Al mio mare

La prima volta che vidi il mare avevo 3 anni.
Il cielo era grigio, eppure, io ricordo perfettamente quell’azzurro e quel verde, che mi invitavano a lasciarmi andare.
E così, mi tuffai.
Il mare mi prese, mi cullò, mi sussurrò all’orecchio storie, avventure, della gente che l’aveva solcato e che gli era rimasta nel cuore.

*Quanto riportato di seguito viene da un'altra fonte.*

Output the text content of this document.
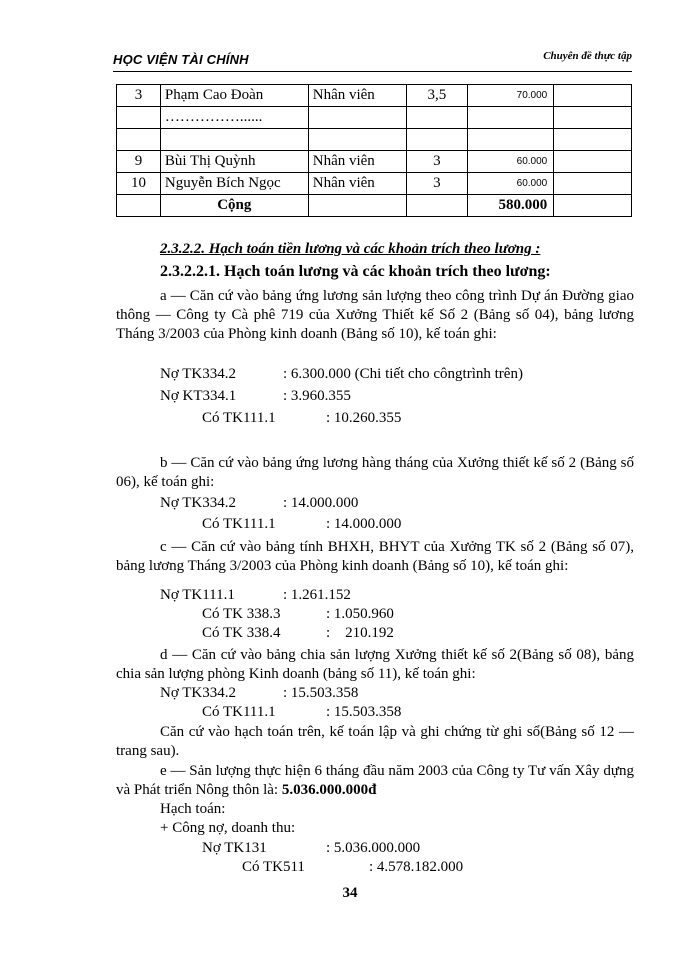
HỌC VIỆN TÀI CHÍNH	Chuyên đề thực tập
3	Phạm Cao Đoàn	Nhân viên	3,5	70.000	
	……………......				

9	Bùi Thị Quỳnh	Nhân viên	3	60.000	
10	Nguyễn Bích Ngọc	Nhân viên	3	60.000	
	Cộng			580.000	
2.3.2.2. Hạch toán tiền lương và các khoản trích theo lương :
2.3.2.2.1. Hạch toán lương và các khoản trích theo lương:
a — Căn cứ vào bảng ứng lương sản lượng theo công trình Dự án Đường giao thông — Công ty Cà phê 719 của Xưởng Thiết kế Số 2 (Bảng số 04), bảng lương Tháng 3/2003 của Phòng kinh doanh (Bảng số 10), kế toán ghi:
Nợ TK334.2	: 6.300.000 (Chi tiết cho côngtrình trên)
Nợ KT334.1	: 3.960.355
Có TK111.1	: 10.260.355
b — Căn cứ vào bảng ứng lương hàng tháng của Xưởng thiết kế số 2 (Bảng số 06), kế toán ghi:
Nợ TK334.2	: 14.000.000
Có TK111.1	: 14.000.000
c — Căn cứ vào bảng tính BHXH, BHYT của Xưởng TK số 2 (Bảng số 07), bảng lương Tháng 3/2003 của Phòng kinh doanh (Bảng số 10), kế toán ghi:
Nợ TK111.1	: 1.261.152
Có TK 338.3	: 1.050.960
Có TK 338.4	:    210.192
d — Căn cứ vào bảng chia sản lượng Xưởng thiết kế số 2(Bảng số 08), bảng chia sản lượng phòng Kinh doanh (bảng số 11), kế toán ghi:
Nợ TK334.2	: 15.503.358
Có TK111.1	: 15.503.358
Căn cứ vào hạch toán trên, kế toán lập và ghi chứng từ ghi sổ(Bảng số 12 — trang sau).
e — Sản lượng thực hiện 6 tháng đầu năm 2003 của Công ty Tư vấn Xây dựng và Phát triển Nông thôn là: 5.036.000.000đ
Hạch toán:
+ Công nợ, doanh thu:
Nợ TK131	: 5.036.000.000
Có TK511	: 4.578.182.000
34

Poi, un’onda calda ed avvolgente mi posò delicatamente sulla riva, mi baciò la fronte e scomparve nella risacca.
Lo rividi, qualche giorno dopo.
C’era il sole, il cielo era terso e nell’aria c’era profumo di fiori.
Mi stupii nel vederlo grigio e tempestoso.
Dov’erano i colori che tanto mi avevano affascinata?
Mi feci coraggio, mi avvicinai a lui e gli chiesi il perché di quella tempesta.
Con un rombo di tuono mi rispose.
Così, senza batter ciglio, mi tuffai nuovamente in quelle acque ormai burrascose, e, per un momento, rividi il verde e l’azzurro che mi avevano riempito il cuore.
Da quel giorno decisi che l’acquamarina sarebbe stato il Mio colore.
Oggi, ovunque io vada, mi basta guardarmi allo specchio, per rivedere il mare di cui sono perdutamente innamorata.